Either way I'm not really thinking about genital development but brain development, if there's some underlying architectural 'XX' and 'XY' structure of the brain and how it expects the body it's piloting to be and if that could misalign with body development. If we start off as a 'blank' template that is later specialised, doesn't really change that concept...
tbh I'm more just thinking of a simplified model that could be used as a starting point to help cis people who are in that "I don't really get trans" category and "you don't need to get it, just accept it" doesn't work get their heads around it as a "thing that can happen".

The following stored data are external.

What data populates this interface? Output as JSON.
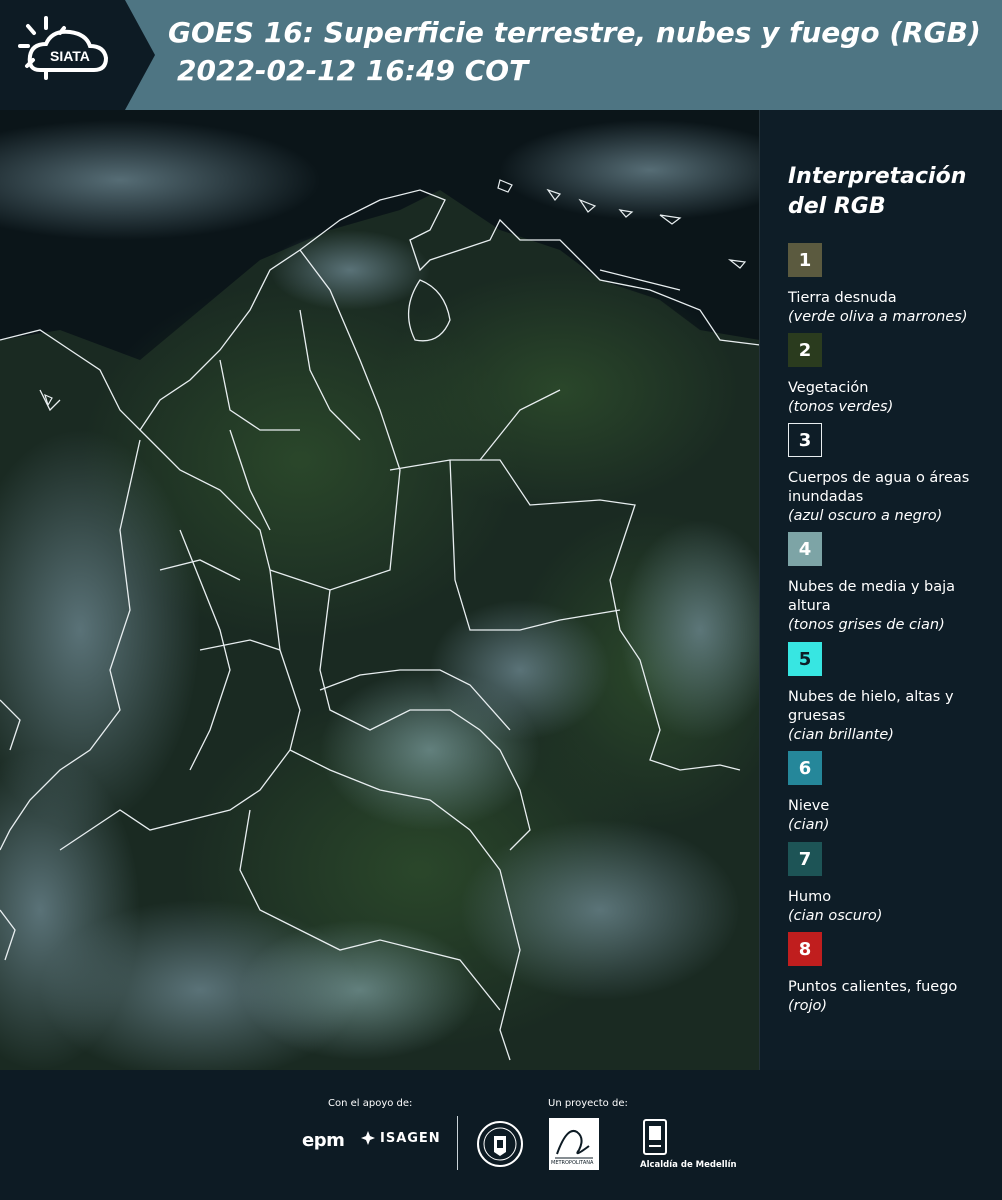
{
  "header": {
    "logo_text": "SIATA",
    "title_line1": "GOES 16: Superficie terrestre, nubes y fuego (RGB)",
    "title_line2": "2022-02-12 16:49 COT",
    "bar_color": "#4e7583",
    "logo_bg_color": "#0d1b24"
  },
  "map": {
    "description_icon": "satellite-map"
  },
  "legend": {
    "title_line1": "Interpretación",
    "title_line2": "del RGB",
    "items": [
      {
        "number": "1",
        "label": "Tierra desnuda",
        "desc": "(verde oliva a marrones)",
        "color": "#5b5a3f"
      },
      {
        "number": "2",
        "label": "Vegetación",
        "desc": "(tonos verdes)",
        "color": "#2a3b1e"
      },
      {
        "number": "3",
        "label": "Cuerpos de agua o áreas inundadas",
        "desc": "(azul oscuro a negro)",
        "color": "#0e1d27"
      },
      {
        "number": "4",
        "label": "Nubes de media y baja altura",
        "desc": "(tonos grises de cian)",
        "color": "#7da4a6"
      },
      {
        "number": "5",
        "label": "Nubes de hielo, altas y gruesas",
        "desc": "(cian brillante)",
        "color": "#37e6e2"
      },
      {
        "number": "6",
        "label": "Nieve",
        "desc": "(cian)",
        "color": "#25879a"
      },
      {
        "number": "7",
        "label": "Humo",
        "desc": "(cian oscuro)",
        "color": "#1d5456"
      },
      {
        "number": "8",
        "label": "Puntos calientes, fuego",
        "desc": "(rojo)",
        "color": "#c01e1e"
      }
    ]
  },
  "footer": {
    "support_label": "Con el apoyo de:",
    "project_label": "Un proyecto de:",
    "sponsor1": "epm",
    "sponsor2": "ISAGEN",
    "partner_area": "METROPOLITANA",
    "partner_medellin": "Alcaldía de Medellín"
  }
}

Been revisiting a Human Behavioral Biology lecture series recently (by one of my favorite researchers in the field), and as of the mid 2010s there's plenty of research pointing to developmental differences between cishet, cis-queer, and trans bodies. And they tend to be complex, and the research is underfunded at best, or a side-effect of research on cis populations more often... but:
Things like how the speed of the inner-ear noise experienced when you plug your ears varies based on what sex you're
attracted to, regardless of your sex. Things like phantom limb sensations for lost bodyparts (genitals, breasts) removed as part of cancer treatment, which are widely reported among cis populations, but nearly never among trans populations, including those who were (at the time) not aware they were trans. And things like "fixed action patterns" (unlearned lizard-brain reflexes) that are hard-coded physiological responses; for those that vary by sex, the bodies of trans populations tend to have the opposite responses, and this is seen before any hormone changes etc, which suggests it's developmental.